Is A Lifestyle Centre An Extended Version Of A Mall?
The International Council of Shopping Centres (ICSC) defines a lifestyle center as a ‘specialized center’ with ‘upscale national chain specialty stores. It also has dining and entertainment in an outdoor setting. Akin to a leisure-based destination, there are entertainment options aplenty. So you marvel at the ambiance, the design, the amenities like street furniture, fountains, etc. Besides that, it also has numerous dining options perfect for people who are there for ‘casual browsing.’ All this would certainly impart a feeling like that of the mall, but there are differences.
Malls have several department stores (think of Sears, Macy’s, Lord & Taylor). In contrast, these centers have larger specialty stores like Crate & Barrel, Williams-Sonoma, Pottery Barn, or film theatres. Most malls are large and spread over an area of no less than 800000 square feet in retail units. However, lifestyle centers are somewhat smaller, say, 320000 square feet.
Nowadays, some of the most affluent suburbs throughout the country are witnessing the rise of these centers. And most of them are useful in developing real estates like apartments, flats, condos, restaurants, fine dining outlets, grocery stores, and movie theatres, to name a few. A lifestyle center is a better and profitable venture compared to the singular focus on retail in malls.
More Attention To Detail
Experts believe that the design and pattern of lifestyle centers are drifting away from ‘elegant’ and ‘sophisticated’ architecture. They are moving towards ‘architecture of comfort.’ Few developers in the US are trading soaring atriums of most malls, only to pay attention to details. This includes cast-iron lighting, sidewalks made with cobblestone Art Deco-inspired neon signs, and more- primarily what a lifestyle center would contain.
For example, the Market Common Clarendon in Arlington, Virginia, was completed way back in 2001. The developers emphasize vital details like pavements, facades, signage, plantings, fountains, and sidewalks. But anybody would think that they spent a lot of money in the process for the extras. The developers were quite intelligent in balancing the price tag after they saved many resources by not building the mall’s roof!
Exclusivity Of Lifestyle Centres
It would be wise to say that ‘eclectic’ describes the architecture of lifestyle centers perfectly. Most developers either ask architects to provide their invaluable inputs about a certain architectural era or resort to multiple architects on a single project. With most places choosing to incorporate historical elements in retail projects, lifestyle center designs replicate their evolution.
Also, malls stick to homogeneity in both form and retailing. So with the monotony that these chain stores tend to induce, lifestyle centers are a welcome change that effectively blends the (same) chain stores. Besides that, it also adds a few quirky styles in stores to provide for a more upbeat, unique, and ‘unchain like feel.

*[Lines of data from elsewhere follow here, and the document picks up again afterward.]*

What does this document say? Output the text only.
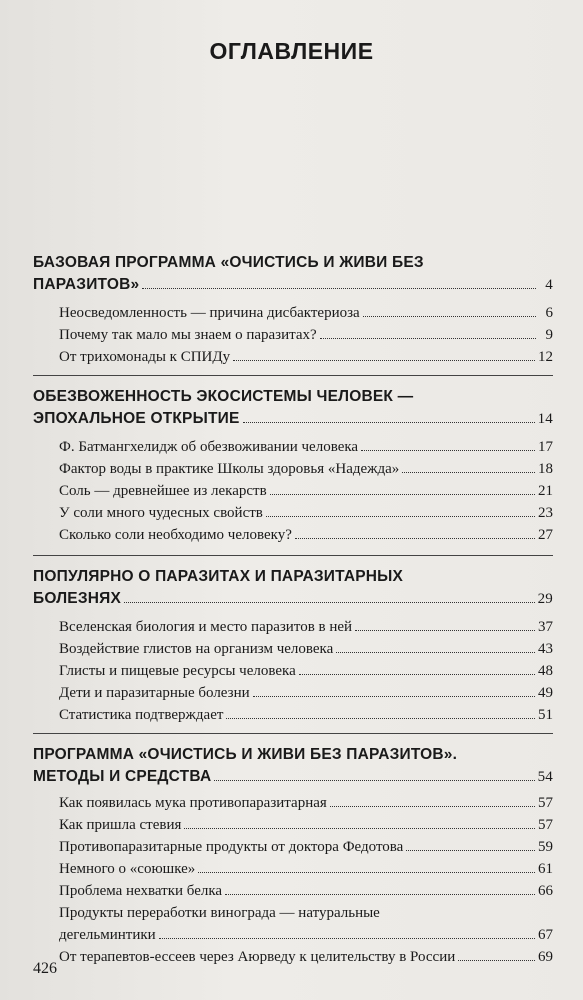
ОГЛАВЛЕНИЕ
БАЗОВАЯ ПРОГРАММА «ОЧИСТИСЬ И ЖИВИ БЕЗ
ПАРАЗИТОВ»	4
Неосведомленность — причина дисбактериоза	6
Почему так мало мы знаем о паразитах?	9
От трихомонады к СПИДу	12
ОБЕЗВОЖЕННОСТЬ ЭКОСИСТЕМЫ ЧЕЛОВЕК —
ЭПОХАЛЬНОЕ ОТКРЫТИЕ	14
Ф. Батмангхелидж об обезвоживании человека	17
Фактор воды в практике Школы здоровья «Надежда»	18
Соль — древнейшее из лекарств	21
У соли много чудесных свойств	23
Сколько соли необходимо человеку?	27
ПОПУЛЯРНО О ПАРАЗИТАХ И ПАРАЗИТАРНЫХ
БОЛЕЗНЯХ	29
Вселенская биология и место паразитов в ней	37
Воздействие глистов на организм человека	43
Глисты и пищевые ресурсы человека	48
Дети и паразитарные болезни	49
Статистика подтверждает	51
ПРОГРАММА «ОЧИСТИСЬ И ЖИВИ БЕЗ ПАРАЗИТОВ».
МЕТОДЫ И СРЕДСТВА	54
Как появилась мука противопаразитарная	57
Как пришла стевия	57
Противопаразитарные продукты от доктора Федотова	59
Немного о «союшке»	61
Проблема нехватки белка	66
Продукты переработки винограда — натуральные
дегельминтики	67
От терапевтов-ессеев через Аюрведу к целительству в России	69
426
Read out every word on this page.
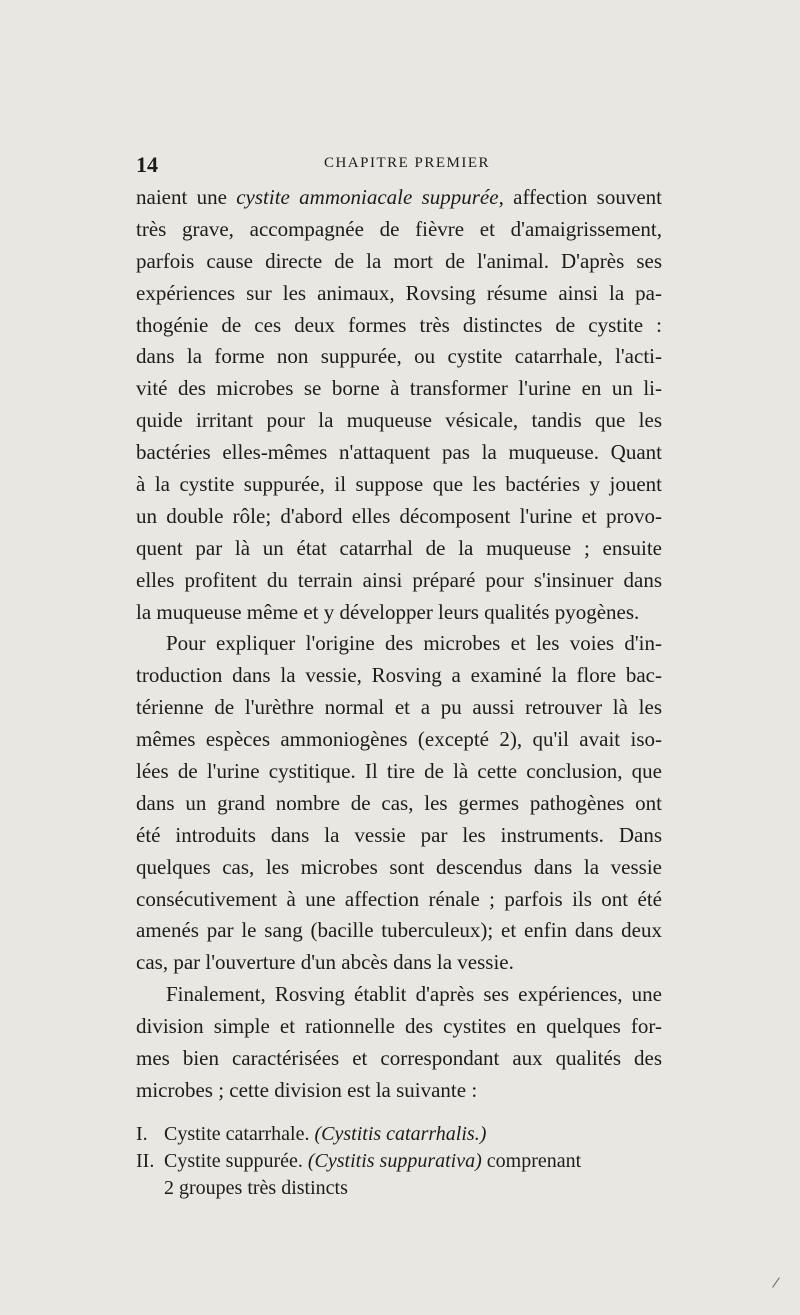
14	CHAPITRE PREMIER
naient une cystite ammoniacale suppurée, affection souvent
très grave, accompagnée de fièvre et d'amaigrissement,
parfois cause directe de la mort de l'animal. D'après ses
expériences sur les animaux, Rovsing résume ainsi la pa-
thogénie de ces deux formes très distinctes de cystite :
dans la forme non suppurée, ou cystite catarrhale, l'acti-
vité des microbes se borne à transformer l'urine en un li-
quide irritant pour la muqueuse vésicale, tandis que les
bactéries elles-mêmes n'attaquent pas la muqueuse. Quant
à la cystite suppurée, il suppose que les bactéries y jouent
un double rôle; d'abord elles décomposent l'urine et provo-
quent par là un état catarrhal de la muqueuse ; ensuite
elles profitent du terrain ainsi préparé pour s'insinuer dans
la muqueuse même et y développer leurs qualités pyogènes.
Pour expliquer l'origine des microbes et les voies d'in-
troduction dans la vessie, Rosving a examiné la flore bac-
térienne de l'urèthre normal et a pu aussi retrouver là les
mêmes espèces ammoniogènes (excepté 2), qu'il avait iso-
lées de l'urine cystitique. Il tire de là cette conclusion, que
dans un grand nombre de cas, les germes pathogènes ont
été introduits dans la vessie par les instruments. Dans
quelques cas, les microbes sont descendus dans la vessie
consécutivement à une affection rénale ; parfois ils ont été
amenés par le sang (bacille tuberculeux); et enfin dans deux
cas, par l'ouverture d'un abcès dans la vessie.
Finalement, Rosving établit d'après ses expériences, une
division simple et rationnelle des cystites en quelques for-
mes bien caractérisées et correspondant aux qualités des
microbes ; cette division est la suivante :
I. Cystite catarrhale. (Cystitis catarrhalis.)
II. Cystite suppurée. (Cystitis suppurativa) comprenant
2 groupes très distincts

Was Gruen’s Vision Fulfilled?
There was a shopping mall pioneer and architect among the Jews from Vienna in the 1950s called Victor Gruen. He had ambitious ideas about lifestyle centers. He mentioned that shopping malls would bring ‘urbanity’ to the otherwise boring look of the suburbs.

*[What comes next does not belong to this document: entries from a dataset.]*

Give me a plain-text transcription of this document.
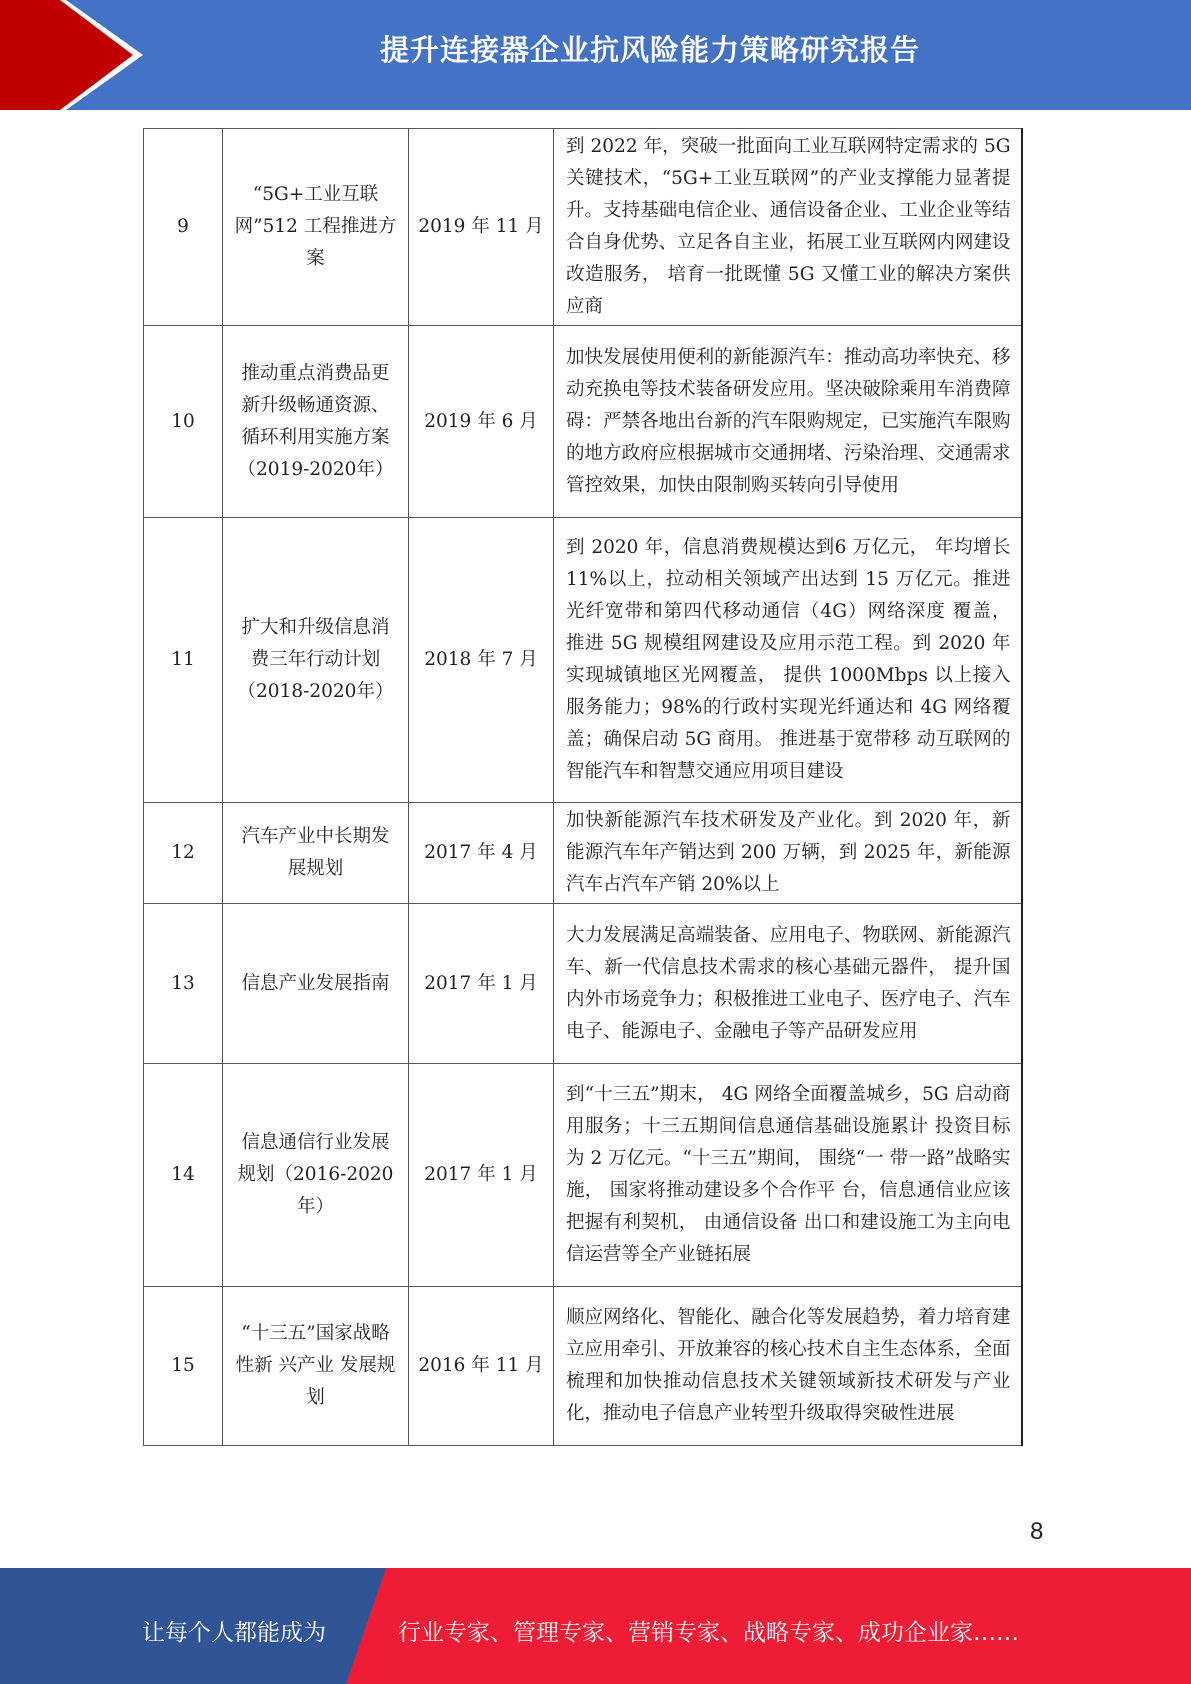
提升连接器企业抗风险能力策略研究报告
9	“5G+工业互联网”512 工程推进方案	2019 年 11 月	到 2022 年，突破一批面向工业互联网特定需求的 5G 关键技术，“5G+工业互联网”的产业支撑能力显著提升。支持基础电信企业、通信设备企业、工业企业等结合自身优势、立足各自主业，拓展工业互联网内网建设改造服务， 培育一批既懂 5G 又懂工业的解决方案供应商
10	推动重点消费品更新升级畅通资源、循环利用实施方案（2019-2020年）	2019 年 6 月	加快发展使用便利的新能源汽车：推动高功率快充、移动充换电等技术装备研发应用。坚决破除乘用车消费障碍：严禁各地出台新的汽车限购规定，已实施汽车限购的地方政府应根据城市交通拥堵、污染治理、交通需求管控效果，加快由限制购买转向引导使用
11	扩大和升级信息消费三年行动计划（2018-2020年）	2018 年 7 月	到 2020 年，信息消费规模达到6 万亿元， 年均增长 11%以上，拉动相关领域产出达到 15 万亿元。推进光纤宽带和第四代移动通信（4G）网络深度 覆盖， 推进 5G 规模组网建设及应用示范工程。到 2020 年实现城镇地区光网覆盖， 提供 1000Mbps 以上接入服务能力；98%的行政村实现光纤通达和 4G 网络覆盖；确保启动 5G 商用。 推进基于宽带移 动互联网的智能汽车和智慧交通应用项目建设
12	汽车产业中长期发展规划	2017 年 4 月	加快新能源汽车技术研发及产业化。到 2020 年，新能源汽车年产销达到 200 万辆，到 2025 年，新能源汽车占汽车产销 20%以上
13	信息产业发展指南	2017 年 1 月	大力发展满足高端装备、应用电子、物联网、新能源汽车、新一代信息技术需求的核心基础元器件， 提升国内外市场竞争力；积极推进工业电子、医疗电子、汽车电子、能源电子、金融电子等产品研发应用
14	信息通信行业发展规划（2016-2020 年）	2017 年 1 月	到“十三五”期末， 4G 网络全面覆盖城乡，5G 启动商用服务；十三五期间信息通信基础设施累计 投资目标为 2 万亿元。“十三五”期间， 围绕“一 带一路”战略实施， 国家将推动建设多个合作平 台，信息通信业应该把握有利契机， 由通信设备 出口和建设施工为主向电信运营等全产业链拓展
15	“十三五”国家战略性新 兴产业 发展规划	2016 年 11 月	顺应网络化、智能化、融合化等发展趋势，着力培育建立应用牵引、开放兼容的核心技术自主生态体系，全面梳理和加快推动信息技术关键领域新技术研发与产业化，推动电子信息产业转型升级取得突破性进展
8
让每个人都能成为	行业专家、管理专家、营销专家、战略专家、成功企业家……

Gruen found good prospects in shopping centers. And the belief was that they could serve as ‘communities,’ wherein people would take frequent strolls, gather in groups, and socialize. So the ideal mall would be the one having day-care centers, libraries, jazz concerts, community theatres, art shows, and more.
Victor Gruen’s 1960’s book, the Shopping Towns USA, is instrumental in shaping the way we perceive malls today. It helped most people realize that shopping centers can fill a void only if it brings together other civic, social, and educational facilities.